A tecnologia afeta mais do que nunca a segurança rodoviária. Os carros integram cada vez mais sistemas e prestações para “nos tornar a vida mais fácil”. Muitos fabricantes apostam em afirmar que os seus novos veículos reduzem a carga mental da condução. Isto é algo que pode ser muito benéfico, mas se houver uma série de condicionantes.
Apesar de todas as tecnologias que já estão integradas na condução atual, o fator humano continua a ser a chave e o guia da prevenção em termos de segurança. De acordo com a Fundação MAPFRE, no que toca ao fator humano:
(…) se algo for evitável, incorremos em responsabilidade caso não nos utilizemos os meios preventivos para o fazer.
Enquanto não se alcancem os últimos dois níveis de condução autónoma (e falta bastante tempo até que tal aconteça), não poderemos retirar ao fator humano a relevância que tem. Juntamente com isto estão todos aqueles sistemas que facilitam a condução.
Descarga e carga mental da condução
A combinação de tantas tecnologias resulta em situações complexas. Enquanto que os últimos sistemas ADAS reduzem de forma incrível a sinistralidade e a acidentalidade, outros ameaçam produzir o efeito contrário.

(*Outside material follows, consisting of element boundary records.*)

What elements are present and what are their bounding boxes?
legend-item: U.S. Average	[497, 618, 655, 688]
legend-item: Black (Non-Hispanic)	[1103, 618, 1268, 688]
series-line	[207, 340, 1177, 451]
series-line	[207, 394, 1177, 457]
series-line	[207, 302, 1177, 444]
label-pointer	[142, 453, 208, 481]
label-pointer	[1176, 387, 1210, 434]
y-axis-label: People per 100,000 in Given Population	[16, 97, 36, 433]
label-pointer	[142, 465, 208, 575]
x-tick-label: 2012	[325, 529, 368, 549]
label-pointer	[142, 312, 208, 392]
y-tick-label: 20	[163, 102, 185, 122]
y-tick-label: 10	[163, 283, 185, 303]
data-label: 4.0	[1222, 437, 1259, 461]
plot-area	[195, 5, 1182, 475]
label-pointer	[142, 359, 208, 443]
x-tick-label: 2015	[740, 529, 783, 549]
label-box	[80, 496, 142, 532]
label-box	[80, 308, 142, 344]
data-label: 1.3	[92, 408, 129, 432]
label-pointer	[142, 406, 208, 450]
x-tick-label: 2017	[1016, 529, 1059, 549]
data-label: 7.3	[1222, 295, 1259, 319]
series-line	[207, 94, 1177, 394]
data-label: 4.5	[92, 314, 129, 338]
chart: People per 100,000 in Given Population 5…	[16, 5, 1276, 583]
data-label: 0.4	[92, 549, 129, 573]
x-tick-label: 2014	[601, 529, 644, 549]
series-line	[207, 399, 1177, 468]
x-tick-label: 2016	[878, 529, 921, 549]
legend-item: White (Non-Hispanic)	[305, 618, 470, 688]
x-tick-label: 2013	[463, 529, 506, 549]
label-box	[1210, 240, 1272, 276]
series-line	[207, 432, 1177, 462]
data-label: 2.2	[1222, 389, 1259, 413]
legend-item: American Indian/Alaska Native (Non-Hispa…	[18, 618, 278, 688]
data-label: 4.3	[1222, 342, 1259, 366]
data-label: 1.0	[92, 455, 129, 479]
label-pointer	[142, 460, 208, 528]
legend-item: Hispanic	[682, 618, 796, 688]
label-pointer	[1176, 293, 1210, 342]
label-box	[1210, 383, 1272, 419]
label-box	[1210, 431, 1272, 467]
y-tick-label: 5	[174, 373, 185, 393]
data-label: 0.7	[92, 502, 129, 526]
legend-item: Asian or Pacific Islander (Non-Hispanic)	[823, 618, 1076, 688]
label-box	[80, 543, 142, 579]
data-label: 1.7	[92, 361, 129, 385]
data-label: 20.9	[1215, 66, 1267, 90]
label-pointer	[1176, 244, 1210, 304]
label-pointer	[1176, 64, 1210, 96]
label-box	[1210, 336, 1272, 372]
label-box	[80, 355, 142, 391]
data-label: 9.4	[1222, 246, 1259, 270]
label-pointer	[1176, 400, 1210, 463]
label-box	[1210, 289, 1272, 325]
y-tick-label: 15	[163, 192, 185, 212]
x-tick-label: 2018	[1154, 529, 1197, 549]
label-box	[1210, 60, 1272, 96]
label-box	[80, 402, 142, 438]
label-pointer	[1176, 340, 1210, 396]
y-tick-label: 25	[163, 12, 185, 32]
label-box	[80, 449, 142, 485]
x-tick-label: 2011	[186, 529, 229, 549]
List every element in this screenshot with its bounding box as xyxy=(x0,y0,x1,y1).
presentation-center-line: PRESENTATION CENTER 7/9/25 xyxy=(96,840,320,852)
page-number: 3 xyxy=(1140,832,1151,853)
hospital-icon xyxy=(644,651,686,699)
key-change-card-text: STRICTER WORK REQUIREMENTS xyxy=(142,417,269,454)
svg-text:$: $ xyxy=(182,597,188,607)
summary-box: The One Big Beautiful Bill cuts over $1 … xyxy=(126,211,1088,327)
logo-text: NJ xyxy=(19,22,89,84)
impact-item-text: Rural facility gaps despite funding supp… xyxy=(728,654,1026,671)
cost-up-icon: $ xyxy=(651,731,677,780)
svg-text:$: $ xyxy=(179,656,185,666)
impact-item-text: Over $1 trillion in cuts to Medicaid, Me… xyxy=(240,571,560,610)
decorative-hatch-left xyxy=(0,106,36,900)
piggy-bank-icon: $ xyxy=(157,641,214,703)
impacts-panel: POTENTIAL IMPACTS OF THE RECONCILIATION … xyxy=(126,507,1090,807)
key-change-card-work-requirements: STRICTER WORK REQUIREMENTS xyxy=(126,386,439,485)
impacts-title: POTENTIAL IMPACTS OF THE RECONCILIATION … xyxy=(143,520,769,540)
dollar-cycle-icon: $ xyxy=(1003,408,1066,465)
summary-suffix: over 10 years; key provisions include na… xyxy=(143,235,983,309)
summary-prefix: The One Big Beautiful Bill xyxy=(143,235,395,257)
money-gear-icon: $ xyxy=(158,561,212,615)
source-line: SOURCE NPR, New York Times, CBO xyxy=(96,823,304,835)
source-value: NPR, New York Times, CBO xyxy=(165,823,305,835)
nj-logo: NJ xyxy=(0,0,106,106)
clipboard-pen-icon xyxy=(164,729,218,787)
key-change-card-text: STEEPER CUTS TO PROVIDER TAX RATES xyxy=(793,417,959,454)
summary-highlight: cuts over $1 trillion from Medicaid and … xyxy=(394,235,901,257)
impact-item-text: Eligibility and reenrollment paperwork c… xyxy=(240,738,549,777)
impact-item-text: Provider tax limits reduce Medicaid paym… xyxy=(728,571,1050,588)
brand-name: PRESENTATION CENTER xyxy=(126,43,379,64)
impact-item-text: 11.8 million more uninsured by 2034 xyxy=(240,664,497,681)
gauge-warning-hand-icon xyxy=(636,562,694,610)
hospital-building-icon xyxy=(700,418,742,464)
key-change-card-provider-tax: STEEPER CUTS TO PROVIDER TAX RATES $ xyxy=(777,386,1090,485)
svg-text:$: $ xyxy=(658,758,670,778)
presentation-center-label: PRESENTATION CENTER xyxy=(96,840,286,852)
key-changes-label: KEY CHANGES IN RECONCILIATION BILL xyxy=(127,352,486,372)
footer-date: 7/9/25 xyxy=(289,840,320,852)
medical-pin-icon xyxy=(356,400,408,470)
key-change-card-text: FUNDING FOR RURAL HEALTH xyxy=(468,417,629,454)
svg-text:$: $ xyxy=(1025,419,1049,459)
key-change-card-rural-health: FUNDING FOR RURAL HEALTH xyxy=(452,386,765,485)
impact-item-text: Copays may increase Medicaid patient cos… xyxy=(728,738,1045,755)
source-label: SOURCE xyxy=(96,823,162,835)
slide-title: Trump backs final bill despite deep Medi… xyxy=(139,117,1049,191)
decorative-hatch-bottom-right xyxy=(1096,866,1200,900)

Conforto, comodidade e infoentretenimento são os valores que os fabricantes de automóveis utilizam para promover os seus veículos. A mistura de todos estes conceitos tem alguma margem de perigo para a condução. Falamos dos casos nos quais a redução da carga mental da condução implica um relaxamento excessivo, ou permite diminuir o bom hábito da atenção permanente.
De que precisa o nosso cérebro para conduzir sem riscos?
O conforto dos veículos de última geração é útil quando serve para fomentar aquilo a que se chama de atenção dividida. Trata-se da capacidade do nosso cérebro de poder realizar várias tarefas ao mesmo tempo. Isto porque durante a condução, o cérebro está ativo em diferentes planos: sensorial, emocional, motor e cognitivo.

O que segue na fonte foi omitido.